Here’s al-Ālūsī’s clever catch — a grammar detail with a big meaning. “Spend” is a verb (an action you repeat over and over), but “restrain anger” and “pardon” are describing-words (participles — they name a permanent trait). Why the switch? Because giving is something you keep doing, but self-control and forgiveness are something you become. They’re baked into your character.

Quality 3: Forgive people. This is the level above restraint: you don’t just hold the anger in — you actually let the person off. The rewards: on Judgment Day God asks “who has a reward owed by Me?” and only those who forgave stand up; and whoever wants their rank in Paradise raised should “pardon whoever wronged them, give to whoever denied them, and reconnect with whoever cut them off.”

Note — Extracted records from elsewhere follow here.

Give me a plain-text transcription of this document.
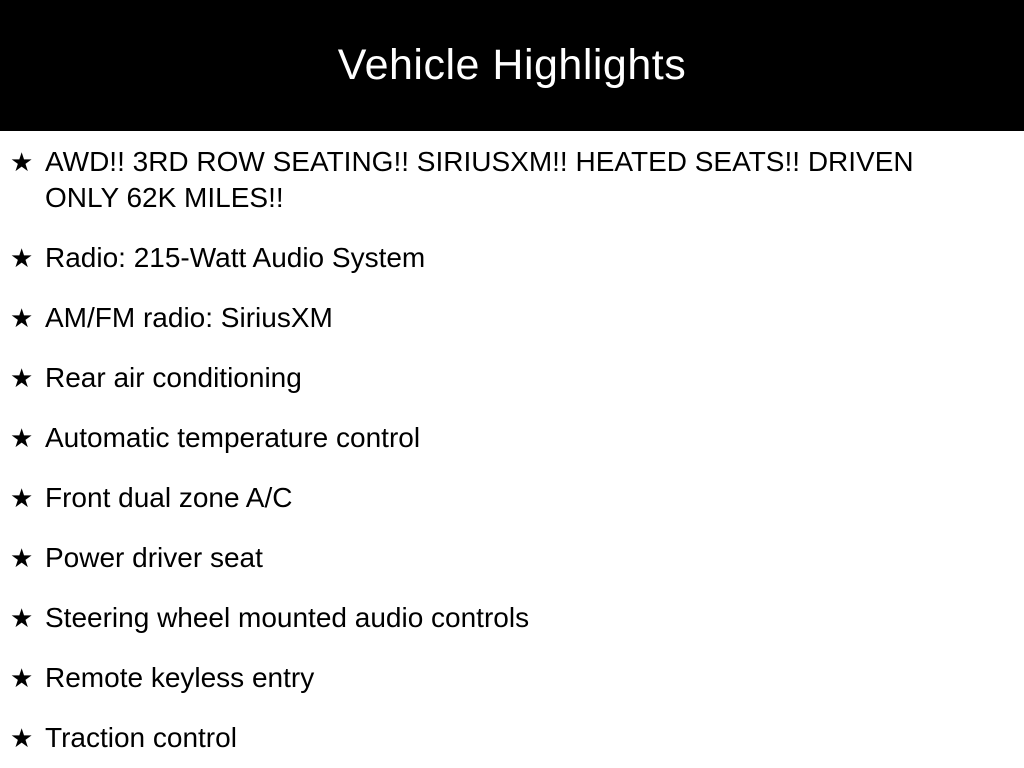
Vehicle Highlights
★ AWD!! 3RD ROW SEATING!! SIRIUSXM!! HEATED SEATS!! DRIVEN ONLY 62K MILES!!
★ Radio: 215-Watt Audio System
★ AM/FM radio: SiriusXM
★ Rear air conditioning
★ Automatic temperature control
★ Front dual zone A/C
★ Power driver seat
★ Steering wheel mounted audio controls
★ Remote keyless entry
★ Traction control
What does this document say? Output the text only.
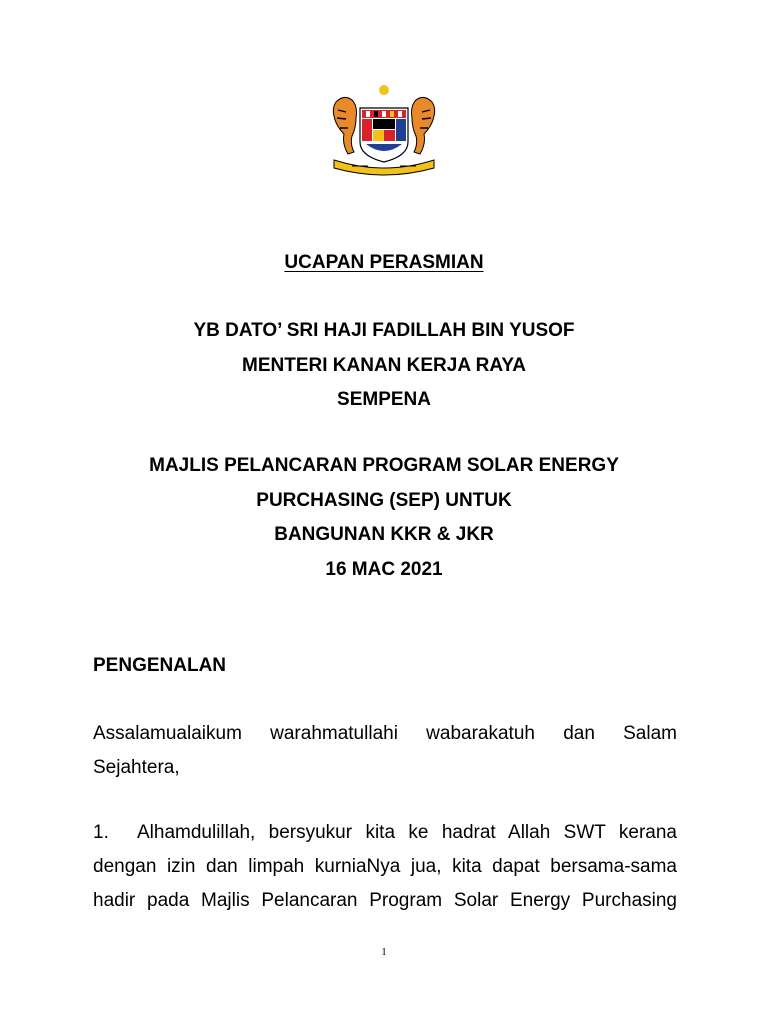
UCAPAN PERASMIAN
YB DATO’ SRI HAJI FADILLAH BIN YUSOF
MENTERI KANAN KERJA RAYA
SEMPENA
MAJLIS PELANCARAN PROGRAM SOLAR ENERGY
PURCHASING (SEP) UNTUK
BANGUNAN KKR & JKR
16 MAC 2021
PENGENALAN
Assalamualaikum warahmatullahi wabarakatuh dan Salam
Sejahtera,
1. Alhamdulillah, bersyukur kita ke hadrat Allah SWT kerana
dengan izin dan limpah kurniaNya jua, kita dapat bersama-sama
hadir pada Majlis Pelancaran Program Solar Energy Purchasing
1
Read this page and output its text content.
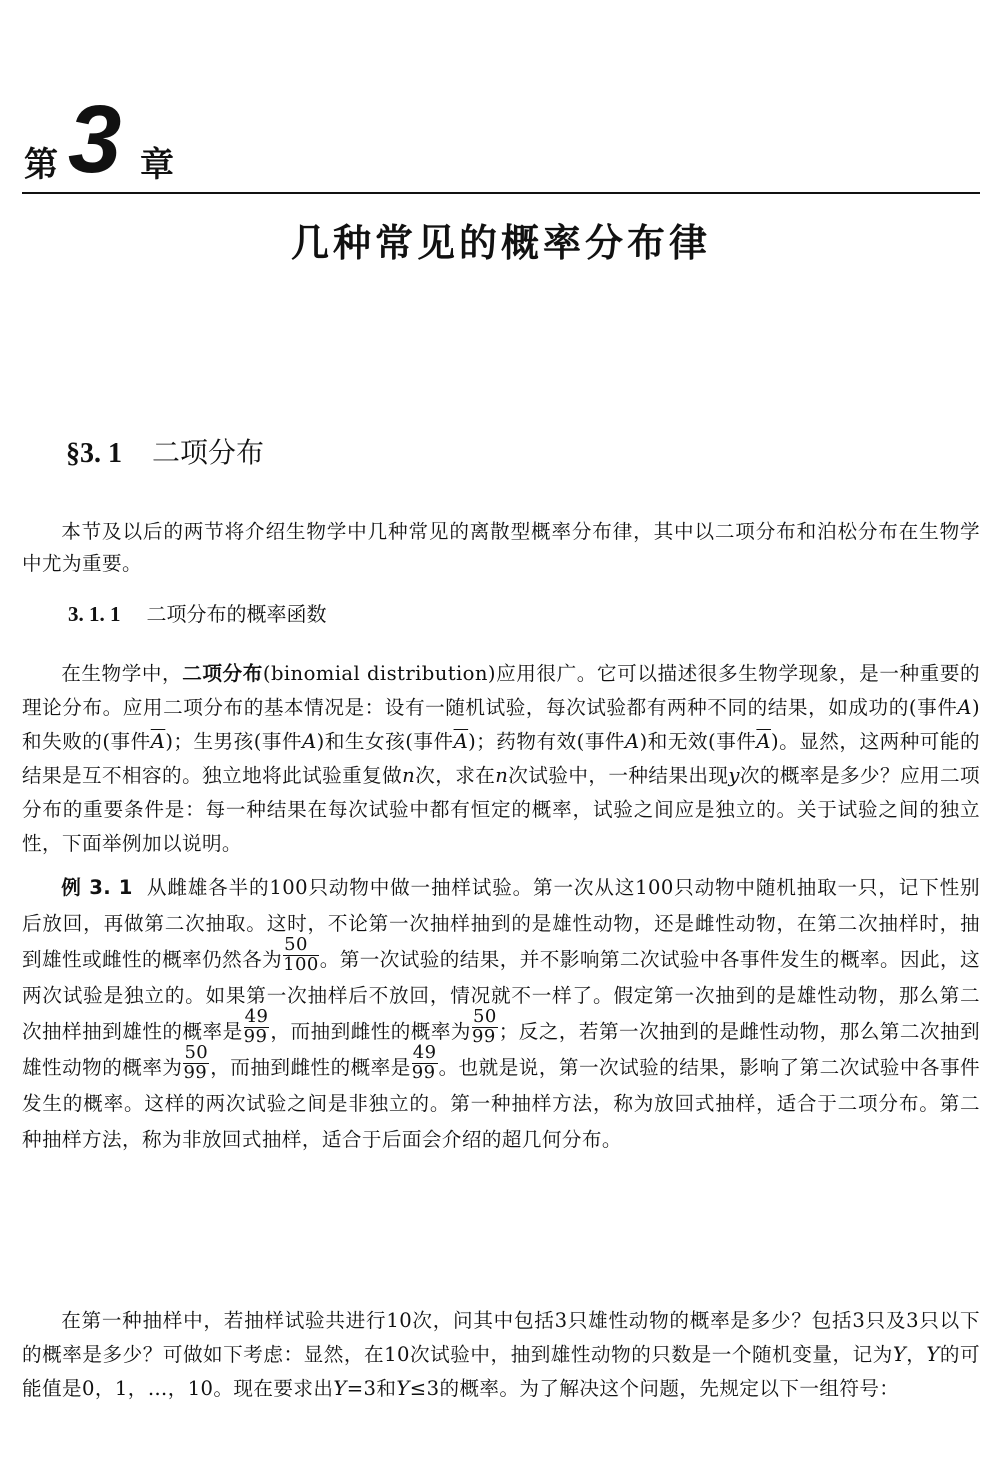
第 3 章
几种常见的概率分布律
§3. 1 二项分布

本节及以后的两节将介绍生物学中几种常见的离散型概率分布律，其中以二项分布和泊松分布在生物学中尤为重要。

3. 1. 1 二项分布的概率函数

在生物学中，二项分布(binomial distribution)应用很广。它可以描述很多生物学现象，是一种重要的理论分布。应用二项分布的基本情况是：设有一随机试验，每次试验都有两种不同的结果，如成功的(事件A)和失败的(事件$\overline{A}$)；生男孩(事件A)和生女孩(事件$\overline{A}$)；药物有效(事件A)和无效(事件$\overline{A}$)。显然，这两种可能的结果是互不相容的。独立地将此试验重复做n次，求在n次试验中，一种结果出现y次的概率是多少？应用二项分布的重要条件是：每一种结果在每次试验中都有恒定的概率，试验之间应是独立的。关于试验之间的独立性，下面举例加以说明。

例 3. 1 从雌雄各半的100只动物中做一抽样试验。第一次从这100只动物中随机抽取一只，记下性别后放回，再做第二次抽取。这时，不论第一次抽样抽到的是雄性动物，还是雌性动物，在第二次抽样时，抽到雄性或雌性的概率仍然各为 $\frac{50}{100}$ 。第一次试验的结果，并不影响第二次试验中各事件发生的概率。因此，这两次试验是独立的。如果第一次抽样后不放回，情况就不一样了。假定第一次抽到的是雄性动物，那么第二次抽样抽到雄性的概率是 $\frac{49}{99}$ ，而抽到雌性的概率为 $\frac{50}{99}$ ；反之，若第一次抽到的是雌性动物，那么第二次抽到雄性动物的概率为 $\frac{50}{99}$ ，而抽到雌性的概率是 $\frac{49}{99}$ 。也就是说，第一次试验的结果，影响了第二次试验中各事件发生的概率。这样的两次试验之间是非独立的。第一种抽样方法，称为放回式抽样，适合于二项分布。第二种抽样方法，称为非放回式抽样，适合于后面会介绍的超几何分布。

在第一种抽样中，若抽样试验共进行10次，问其中包括3只雄性动物的概率是多少？包括3只及3只以下的概率是多少？可做如下考虑：显然，在10次试验中，抽到雄性动物的只数是一个随机变量，记为Y，Y的可能值是0，1，…，10。现在要求出Y=3和Y≤3的概率。为了解决这个问题，先规定以下一组符号：
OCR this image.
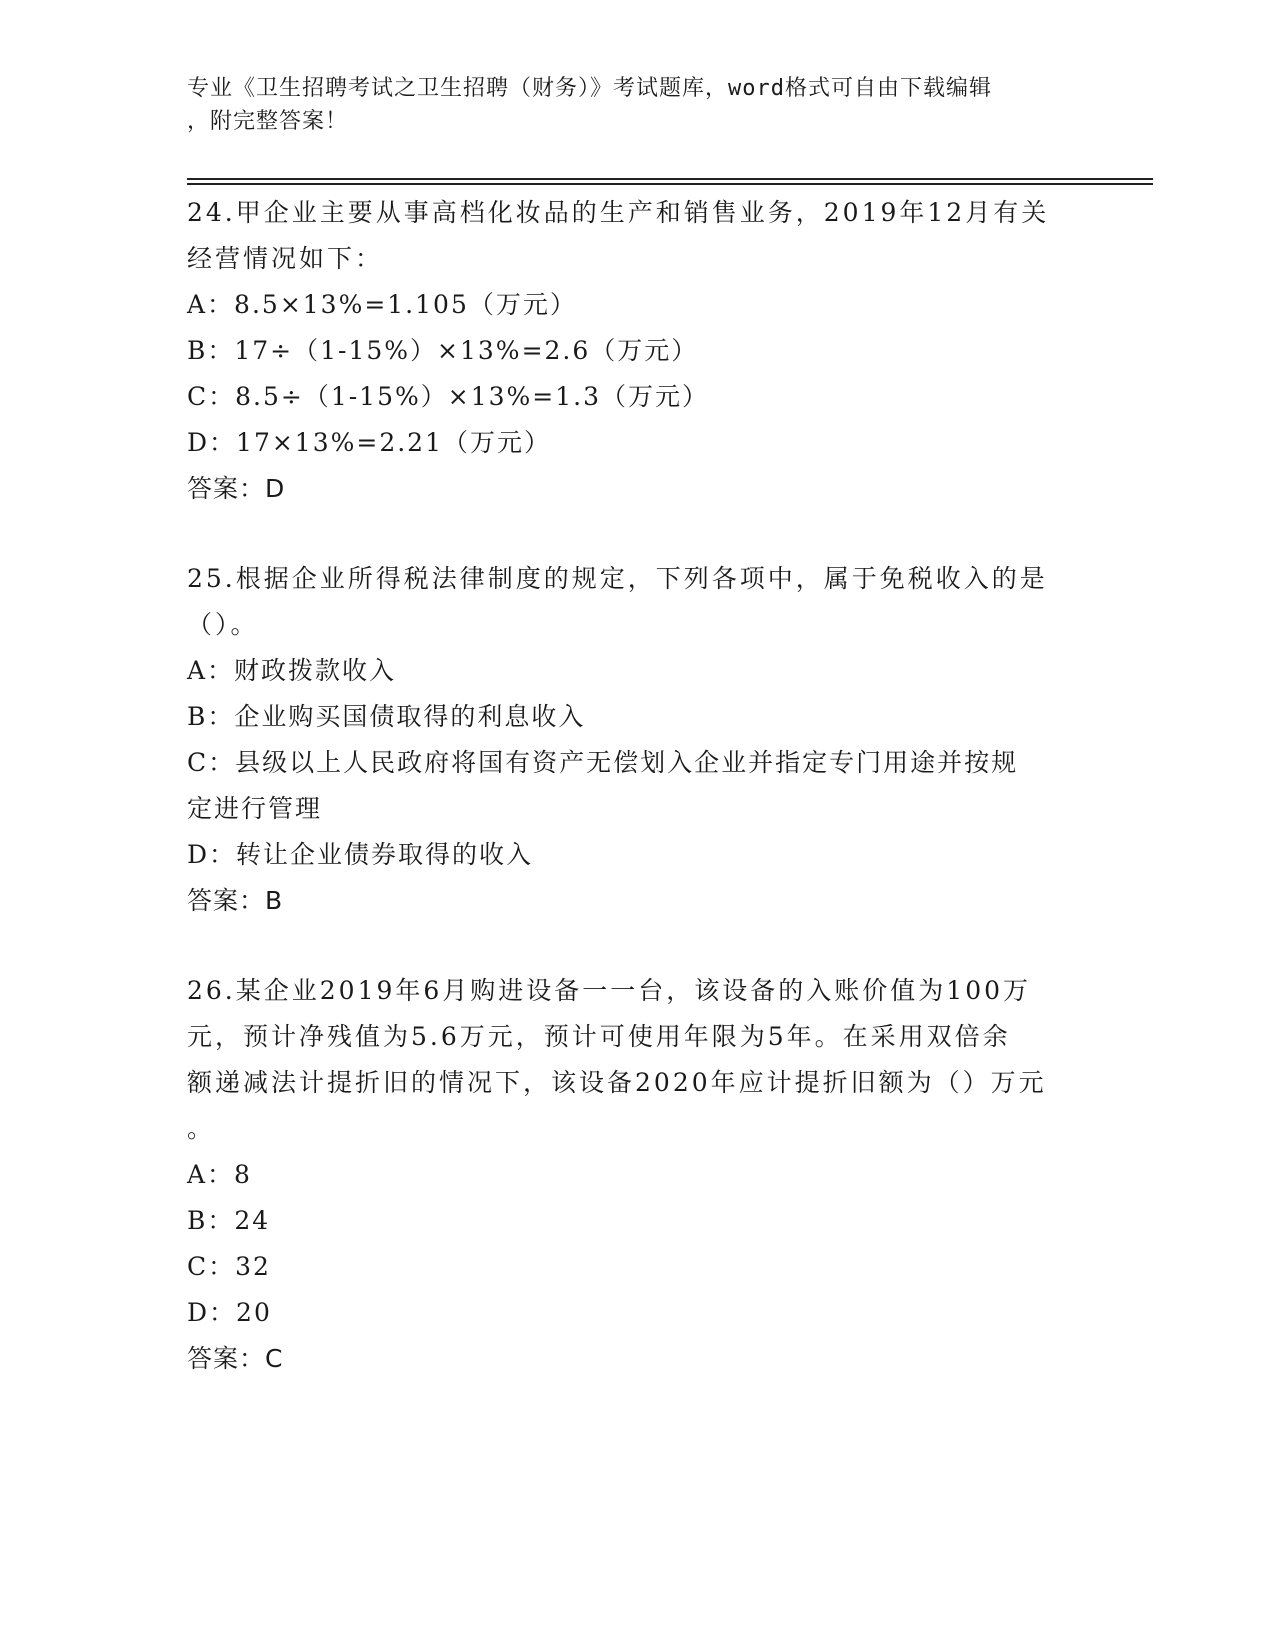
专业《卫生招聘考试之卫生招聘（财务）》考试题库，word格式可自由下载编辑
，附完整答案！
24.甲企业主要从事高档化妆品的生产和销售业务，2019年12月有关
经营情况如下：
A：8.5×13%=1.105（万元）
B：17÷（1-15%）×13%=2.6（万元）
C：8.5÷（1-15%）×13%=1.3（万元）
D：17×13%=2.21（万元）
答案：D
25.根据企业所得税法律制度的规定，下列各项中，属于免税收入的是
（）。
A：财政拨款收入
B：企业购买国债取得的利息收入
C：县级以上人民政府将国有资产无偿划入企业并指定专门用途并按规
定进行管理
D：转让企业债券取得的收入
答案：B
26.某企业2019年6月购进设备一一台，该设备的入账价值为100万
元，预计净残值为5.6万元，预计可使用年限为5年。在采用双倍余
额递减法计提折旧的情况下，该设备2020年应计提折旧额为（）万元
。
A：8
B：24
C：32
D：20
答案：C
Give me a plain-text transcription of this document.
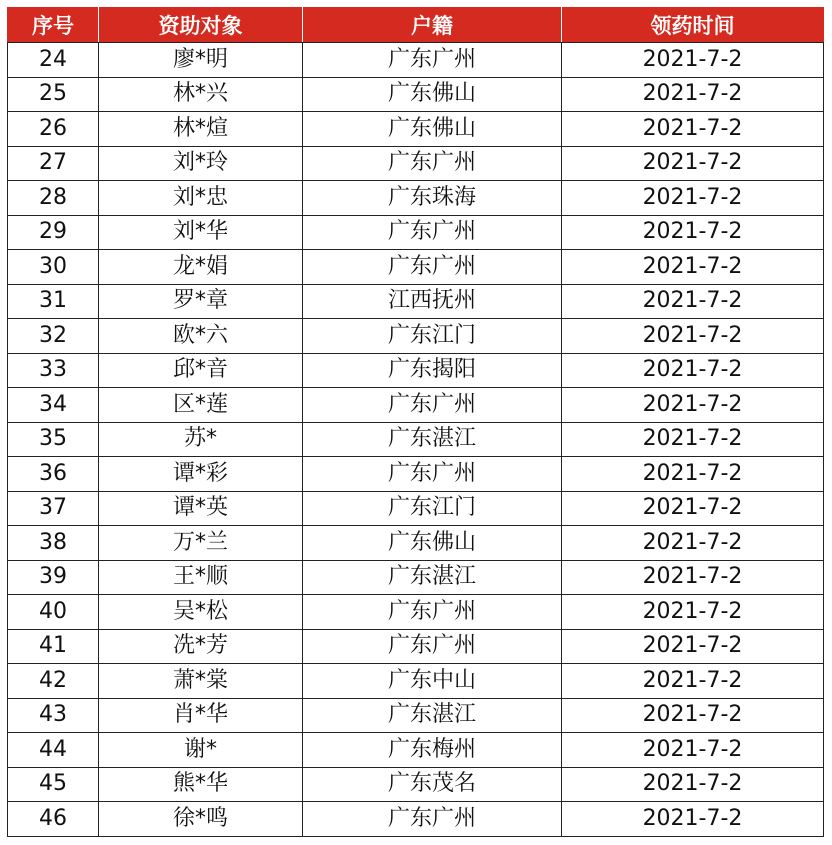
序号	资助对象	户籍	领药时间
24	廖*明	广东广州	2021-7-2
25	林*兴	广东佛山	2021-7-2
26	林*煊	广东佛山	2021-7-2
27	刘*玲	广东广州	2021-7-2
28	刘*忠	广东珠海	2021-7-2
29	刘*华	广东广州	2021-7-2
30	龙*娟	广东广州	2021-7-2
31	罗*章	江西抚州	2021-7-2
32	欧*六	广东江门	2021-7-2
33	邱*音	广东揭阳	2021-7-2
34	区*莲	广东广州	2021-7-2
35	苏*	广东湛江	2021-7-2
36	谭*彩	广东广州	2021-7-2
37	谭*英	广东江门	2021-7-2
38	万*兰	广东佛山	2021-7-2
39	王*顺	广东湛江	2021-7-2
40	吴*松	广东广州	2021-7-2
41	冼*芳	广东广州	2021-7-2
42	萧*棠	广东中山	2021-7-2
43	肖*华	广东湛江	2021-7-2
44	谢*	广东梅州	2021-7-2
45	熊*华	广东茂名	2021-7-2
46	徐*鸣	广东广州	2021-7-2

Then al-Ālūsī handles a tricky hadith: “These people are few in my umma… but were many in past nations.” Does that mean older nations were better than us? He says no — the “many” just means across all of history added together, not in any single nation. (After all, this whole umma is small compared to the total of everyone who ever lived.) So don’t misread it as a put-down.

And he roots it all in a real event: the Battle of Uhud. The Prophet’s ﷺ archers disobeyed orders and caused a catastrophe — yet he forgave them. And when he found his uncle Ḥamza killed and mutilated, in his grief he vowed revenge — then let it go. The man who lived this verse hardest was the Prophet ﷺ himself.

The ending: “Allah loves the doers of good.” The word muḥsinīn (“doers of good”) opens two doors at once:

  • One points up to God: iḥsān is to “worship God as if you can see Him — and if you can’t see Him, know that He sees you.”
  • One points out to people: iḥsān is doing good to others — which is exactly what all three qualities were (giving, not retaliating, forgiving).

And al-Ālūsī seals it with the story of Zayn al-ʿĀbidīn: his servant accidentally gashed his head with a water jug. As he looked up, she recited the verse to him, piece by piece — “restrain your anger”… “pardon people”… “Allah loves the doers of good” — and at each line he climbed a step: “I’ve held my anger”… “you’re pardoned”… “you’re free, for God’s sake.” A cut on the head turned into someone’s freedom, just by living this one verse.

The whole verse in one line: The people God loves give in every situation (even a grape), seal their boiling anger shut like a tied waterskin instead of striking back, and forgive people even when they could punish — and they do it so consistently that it’s not just what they do, it’s who they are.